AMEX: Android Multi-annotation Expo Dataset for Mobile GUI Agents
Yuxiang Chai, Siyuan Huang, Yazhe Niu, Han Xiao, Liang Liu, Dingyu Zhang, Peng Gao, Shuai Ren, Hongsheng Li
2024-07-26

Summary
This paper introduces AMEX, a large dataset designed to help AI agents learn how to interact with mobile app interfaces. It includes thousands of annotated screenshots from popular Android apps to improve the way AI understands and controls graphical user interfaces (GUIs).
What's the problem?
AI agents need to be able to understand and interact with mobile apps effectively, but existing datasets often lack the detailed information needed for training.

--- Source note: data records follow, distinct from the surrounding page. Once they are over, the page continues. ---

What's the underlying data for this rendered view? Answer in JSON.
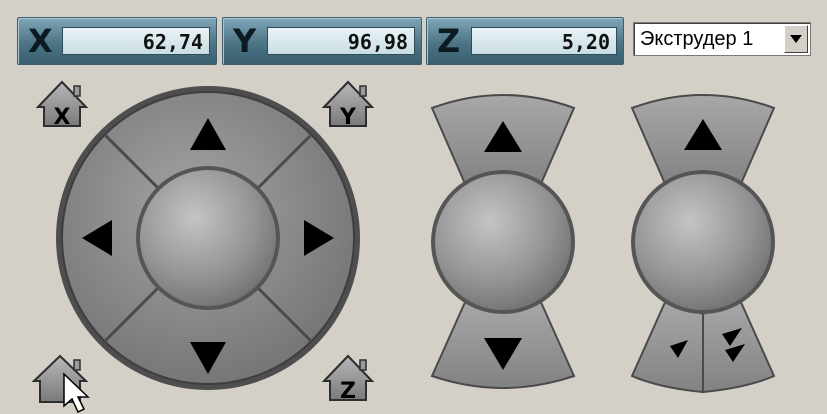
{
  "coords": {
    "x": {
      "axis": "X",
      "value": "62,74"
    },
    "y": {
      "axis": "Y",
      "value": "96,98"
    },
    "z": {
      "axis": "Z",
      "value": "5,20"
    }
  },
  "extruder_select": {
    "value": "Экструдер 1"
  },
  "home_buttons": {
    "x": "X",
    "y": "Y",
    "z": "Z"
  },
  "colors": {
    "panel_bg": "#d4d0c8",
    "coord_bar": "#4c7485",
    "control_gray": "#8e8e8e"
  },
  "icons": {
    "home": "home-icon",
    "up": "arrow-up-icon",
    "down": "arrow-down-icon",
    "left": "arrow-left-icon",
    "right": "arrow-right-icon",
    "small_down": "small-arrow-down-icon",
    "double_down": "double-arrow-down-icon",
    "dropdown": "chevron-down-icon",
    "cursor": "mouse-cursor-icon"
  }
}
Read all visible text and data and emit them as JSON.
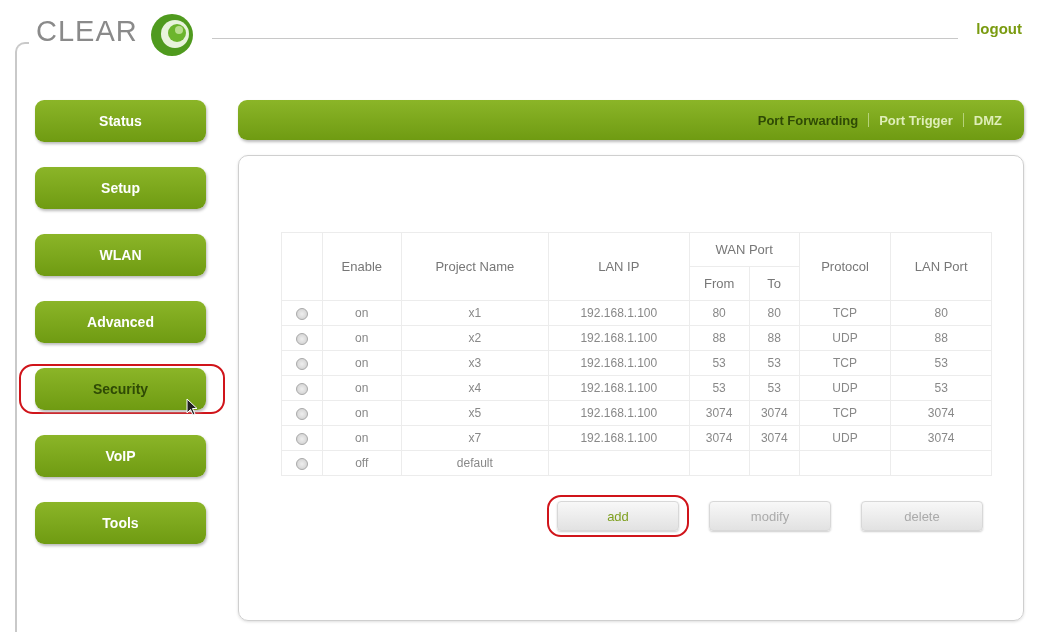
{
  "header": {
    "logo_text": "CLEAR",
    "logout": "logout"
  },
  "sidebar": {
    "items": [
      {
        "label": "Status",
        "selected": false,
        "highlighted": false
      },
      {
        "label": "Setup",
        "selected": false,
        "highlighted": false
      },
      {
        "label": "WLAN",
        "selected": false,
        "highlighted": false
      },
      {
        "label": "Advanced",
        "selected": false,
        "highlighted": false
      },
      {
        "label": "Security",
        "selected": true,
        "highlighted": true
      },
      {
        "label": "VoIP",
        "selected": false,
        "highlighted": false
      },
      {
        "label": "Tools",
        "selected": false,
        "highlighted": false
      }
    ]
  },
  "tabs": [
    {
      "label": "Port Forwarding",
      "selected": true
    },
    {
      "label": "Port Trigger",
      "selected": false
    },
    {
      "label": "DMZ",
      "selected": false
    }
  ],
  "table": {
    "columns": {
      "enable": "Enable",
      "project_name": "Project Name",
      "lan_ip": "LAN IP",
      "wan_port": "WAN Port",
      "from": "From",
      "to": "To",
      "protocol": "Protocol",
      "lan_port": "LAN Port"
    },
    "rows": [
      {
        "selected": false,
        "enable": "on",
        "project_name": "x1",
        "lan_ip": "192.168.1.100",
        "from": "80",
        "to": "80",
        "protocol": "TCP",
        "lan_port": "80"
      },
      {
        "selected": false,
        "enable": "on",
        "project_name": "x2",
        "lan_ip": "192.168.1.100",
        "from": "88",
        "to": "88",
        "protocol": "UDP",
        "lan_port": "88"
      },
      {
        "selected": false,
        "enable": "on",
        "project_name": "x3",
        "lan_ip": "192.168.1.100",
        "from": "53",
        "to": "53",
        "protocol": "TCP",
        "lan_port": "53"
      },
      {
        "selected": false,
        "enable": "on",
        "project_name": "x4",
        "lan_ip": "192.168.1.100",
        "from": "53",
        "to": "53",
        "protocol": "UDP",
        "lan_port": "53"
      },
      {
        "selected": false,
        "enable": "on",
        "project_name": "x5",
        "lan_ip": "192.168.1.100",
        "from": "3074",
        "to": "3074",
        "protocol": "TCP",
        "lan_port": "3074"
      },
      {
        "selected": false,
        "enable": "on",
        "project_name": "x7",
        "lan_ip": "192.168.1.100",
        "from": "3074",
        "to": "3074",
        "protocol": "UDP",
        "lan_port": "3074"
      },
      {
        "selected": false,
        "enable": "off",
        "project_name": "default"
      }
    ]
  },
  "buttons": [
    {
      "label": "add",
      "disabled": false,
      "highlighted": true
    },
    {
      "label": "modify",
      "disabled": true,
      "highlighted": false
    },
    {
      "label": "delete",
      "disabled": true,
      "highlighted": false
    }
  ]
}
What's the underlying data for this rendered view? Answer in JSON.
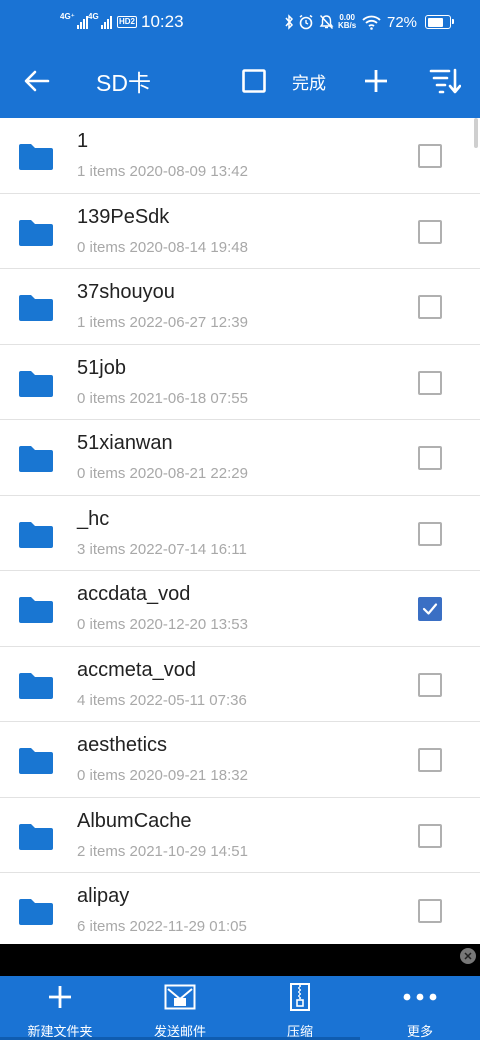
{
  "status_bar": {
    "sim1": "4G⁺",
    "sim2": "4G",
    "hd": "HD2",
    "time": "10:23",
    "speed_value": "0.00",
    "speed_unit": "KB/s",
    "battery_percent": "72%",
    "battery_level": 0.72,
    "icons": [
      "bluetooth-icon",
      "alarm-icon",
      "mute-icon",
      "wifi-icon",
      "battery-icon"
    ]
  },
  "app_bar": {
    "title": "SD卡",
    "done_label": "完成",
    "icons": [
      "back-arrow-icon",
      "select-all-icon",
      "add-icon",
      "sort-icon"
    ]
  },
  "files": [
    {
      "name": "1",
      "meta": "1 items 2020-08-09 13:42",
      "checked": false
    },
    {
      "name": "139PeSdk",
      "meta": "0 items 2020-08-14 19:48",
      "checked": false
    },
    {
      "name": "37shouyou",
      "meta": "1 items 2022-06-27 12:39",
      "checked": false
    },
    {
      "name": "51job",
      "meta": "0 items 2021-06-18 07:55",
      "checked": false
    },
    {
      "name": "51xianwan",
      "meta": "0 items 2020-08-21 22:29",
      "checked": false
    },
    {
      "name": "_hc",
      "meta": "3 items 2022-07-14 16:11",
      "checked": false
    },
    {
      "name": "accdata_vod",
      "meta": "0 items 2020-12-20 13:53",
      "checked": true
    },
    {
      "name": "accmeta_vod",
      "meta": "4 items 2022-05-11 07:36",
      "checked": false
    },
    {
      "name": "aesthetics",
      "meta": "0 items 2020-09-21 18:32",
      "checked": false
    },
    {
      "name": "AlbumCache",
      "meta": "2 items 2021-10-29 14:51",
      "checked": false
    },
    {
      "name": "alipay",
      "meta": "6 items 2022-11-29 01:05",
      "checked": false
    }
  ],
  "bottom_bar": {
    "items": [
      {
        "label": "新建文件夹",
        "icon": "plus-icon"
      },
      {
        "label": "发送邮件",
        "icon": "mail-icon"
      },
      {
        "label": "压缩",
        "icon": "zip-icon"
      },
      {
        "label": "更多",
        "icon": "more-icon"
      }
    ]
  },
  "colors": {
    "primary": "#1a73d4",
    "folder": "#1976d2",
    "checked": "#3a6fc4",
    "meta_text": "#a8a8a8"
  }
}
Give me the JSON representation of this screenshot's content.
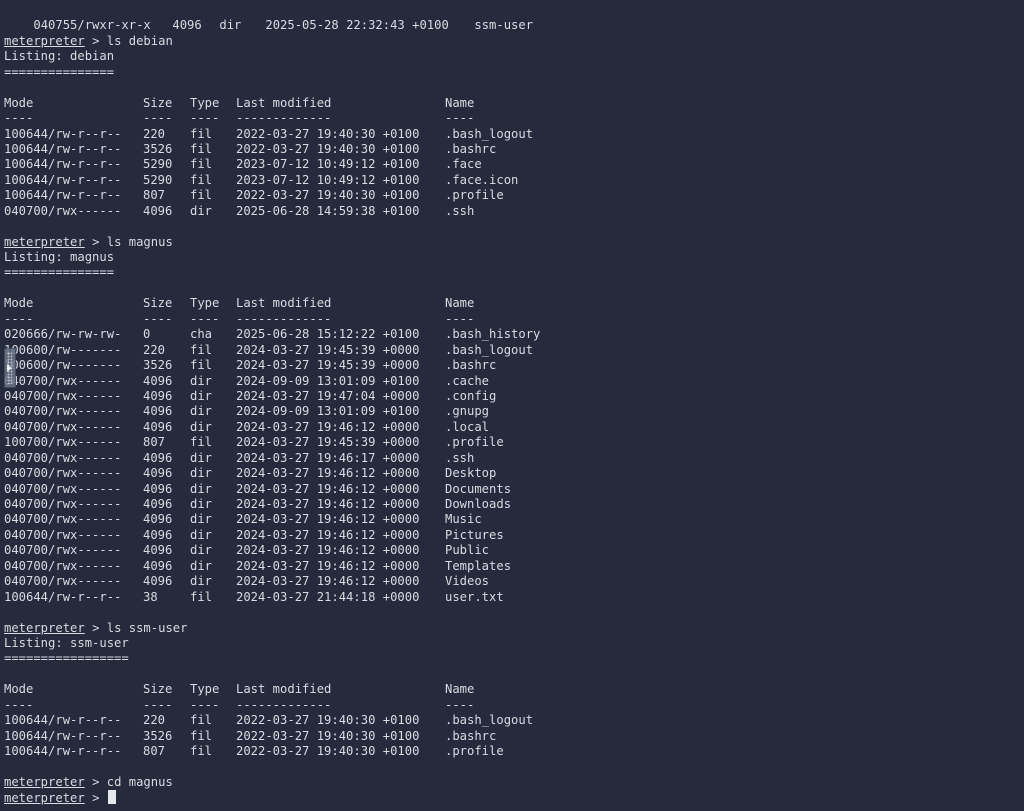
{
  "colors": {
    "background": "#252a3d",
    "text": "#d8dbe2",
    "cursor": "#e6e8ee"
  },
  "prompt": {
    "name": "meterpreter",
    "symbol": ">"
  },
  "top_row": {
    "mode": "040755/rwxr-xr-x",
    "size": "4096",
    "type": "dir",
    "modified": "2025-05-28 22:32:43 +0100",
    "name": "ssm-user"
  },
  "header": {
    "mode": "Mode",
    "size": "Size",
    "type": "Type",
    "modified": "Last modified",
    "name": "Name",
    "mode_ul": "----",
    "size_ul": "----",
    "type_ul": "----",
    "modified_ul": "-------------",
    "name_ul": "----"
  },
  "blocks": [
    {
      "command": "ls debian",
      "listing": "Listing: debian",
      "separator": "===============",
      "rows": [
        {
          "mode": "100644/rw-r--r--",
          "size": "220",
          "type": "fil",
          "modified": "2022-03-27 19:40:30 +0100",
          "name": ".bash_logout"
        },
        {
          "mode": "100644/rw-r--r--",
          "size": "3526",
          "type": "fil",
          "modified": "2022-03-27 19:40:30 +0100",
          "name": ".bashrc"
        },
        {
          "mode": "100644/rw-r--r--",
          "size": "5290",
          "type": "fil",
          "modified": "2023-07-12 10:49:12 +0100",
          "name": ".face"
        },
        {
          "mode": "100644/rw-r--r--",
          "size": "5290",
          "type": "fil",
          "modified": "2023-07-12 10:49:12 +0100",
          "name": ".face.icon"
        },
        {
          "mode": "100644/rw-r--r--",
          "size": "807",
          "type": "fil",
          "modified": "2022-03-27 19:40:30 +0100",
          "name": ".profile"
        },
        {
          "mode": "040700/rwx------",
          "size": "4096",
          "type": "dir",
          "modified": "2025-06-28 14:59:38 +0100",
          "name": ".ssh"
        }
      ]
    },
    {
      "command": "ls magnus",
      "listing": "Listing: magnus",
      "separator": "===============",
      "rows": [
        {
          "mode": "020666/rw-rw-rw-",
          "size": "0",
          "type": "cha",
          "modified": "2025-06-28 15:12:22 +0100",
          "name": ".bash_history"
        },
        {
          "mode": "100600/rw-------",
          "size": "220",
          "type": "fil",
          "modified": "2024-03-27 19:45:39 +0000",
          "name": ".bash_logout"
        },
        {
          "mode": "100600/rw-------",
          "size": "3526",
          "type": "fil",
          "modified": "2024-03-27 19:45:39 +0000",
          "name": ".bashrc"
        },
        {
          "mode": "040700/rwx------",
          "size": "4096",
          "type": "dir",
          "modified": "2024-09-09 13:01:09 +0100",
          "name": ".cache"
        },
        {
          "mode": "040700/rwx------",
          "size": "4096",
          "type": "dir",
          "modified": "2024-03-27 19:47:04 +0000",
          "name": ".config"
        },
        {
          "mode": "040700/rwx------",
          "size": "4096",
          "type": "dir",
          "modified": "2024-09-09 13:01:09 +0100",
          "name": ".gnupg"
        },
        {
          "mode": "040700/rwx------",
          "size": "4096",
          "type": "dir",
          "modified": "2024-03-27 19:46:12 +0000",
          "name": ".local"
        },
        {
          "mode": "100700/rwx------",
          "size": "807",
          "type": "fil",
          "modified": "2024-03-27 19:45:39 +0000",
          "name": ".profile"
        },
        {
          "mode": "040700/rwx------",
          "size": "4096",
          "type": "dir",
          "modified": "2024-03-27 19:46:17 +0000",
          "name": ".ssh"
        },
        {
          "mode": "040700/rwx------",
          "size": "4096",
          "type": "dir",
          "modified": "2024-03-27 19:46:12 +0000",
          "name": "Desktop"
        },
        {
          "mode": "040700/rwx------",
          "size": "4096",
          "type": "dir",
          "modified": "2024-03-27 19:46:12 +0000",
          "name": "Documents"
        },
        {
          "mode": "040700/rwx------",
          "size": "4096",
          "type": "dir",
          "modified": "2024-03-27 19:46:12 +0000",
          "name": "Downloads"
        },
        {
          "mode": "040700/rwx------",
          "size": "4096",
          "type": "dir",
          "modified": "2024-03-27 19:46:12 +0000",
          "name": "Music"
        },
        {
          "mode": "040700/rwx------",
          "size": "4096",
          "type": "dir",
          "modified": "2024-03-27 19:46:12 +0000",
          "name": "Pictures"
        },
        {
          "mode": "040700/rwx------",
          "size": "4096",
          "type": "dir",
          "modified": "2024-03-27 19:46:12 +0000",
          "name": "Public"
        },
        {
          "mode": "040700/rwx------",
          "size": "4096",
          "type": "dir",
          "modified": "2024-03-27 19:46:12 +0000",
          "name": "Templates"
        },
        {
          "mode": "040700/rwx------",
          "size": "4096",
          "type": "dir",
          "modified": "2024-03-27 19:46:12 +0000",
          "name": "Videos"
        },
        {
          "mode": "100644/rw-r--r--",
          "size": "38",
          "type": "fil",
          "modified": "2024-03-27 21:44:18 +0000",
          "name": "user.txt"
        }
      ]
    },
    {
      "command": "ls ssm-user",
      "listing": "Listing: ssm-user",
      "separator": "=================",
      "rows": [
        {
          "mode": "100644/rw-r--r--",
          "size": "220",
          "type": "fil",
          "modified": "2022-03-27 19:40:30 +0100",
          "name": ".bash_logout"
        },
        {
          "mode": "100644/rw-r--r--",
          "size": "3526",
          "type": "fil",
          "modified": "2022-03-27 19:40:30 +0100",
          "name": ".bashrc"
        },
        {
          "mode": "100644/rw-r--r--",
          "size": "807",
          "type": "fil",
          "modified": "2022-03-27 19:40:30 +0100",
          "name": ".profile"
        }
      ]
    }
  ],
  "final_command": "cd magnus",
  "icons": {
    "side_handle": "collapse-handle-icon"
  }
}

Many datasets do not provide enough context or instructions for how to perform tasks within these apps, making it hard for AI to learn how to navigate and use them properly.
What's the solution?
The researchers created AMEX, which contains over 104,000 high-quality screenshots from 110 popular Android applications. Each screenshot is annotated at three levels: identifying interactive elements (like buttons and text fields), describing what those elements do, and providing complex natural language instructions that explain how to use them. This detailed structure helps train AI agents to perform tasks by directly interacting with the app interfaces. Additionally, they developed a baseline model called SPHINX Agent to test the effectiveness of this dataset against other existing datasets.
Why it matters?
AMEX is important because it provides a rich resource for researchers working on AI agents that can control mobile applications. By offering detailed annotations and real-world examples, it helps improve the capabilities of AI in understanding and interacting with GUIs, which can lead to better virtual assistants and more efficient automated systems in mobile technology.
Abstract
AI agents have drawn increasing attention mostly on their ability to perceive environments, understand tasks, and autonomously achieve goals. To advance research on AI agents in mobile scenarios, we introduce the Android Multi-annotation EXpo (AMEX), a comprehensive, large-scale dataset designed for generalist mobile GUI-control agents. Their capabilities of completing complex tasks by directly interacting with the graphical user interface (GUI) on mobile devices are trained and evaluated with the proposed dataset. AMEX comprises over 104K high-resolution screenshots from 110 popular mobile applications, which are annotated at multiple levels. Unlike existing mobile device-control datasets, e.g., MoTIF, AitW, etc., AMEX includes three levels of annotations: GUI interactive element grounding, GUI screen and element functionality descriptions, and complex natural language instructions, each averaging 13 steps with stepwise GUI-action chains. We develop this dataset from a more instructive and detailed perspective, complementing the general settings of existing datasets. Additionally, we develop a baseline model SPHINX Agent and compare its performance across state-of-the-art agents trained on other datasets. To facilitate further research, we open-source our dataset, models, and relevant evaluation tools. The project is available at https://yuxiangchai.github.io/AMEX/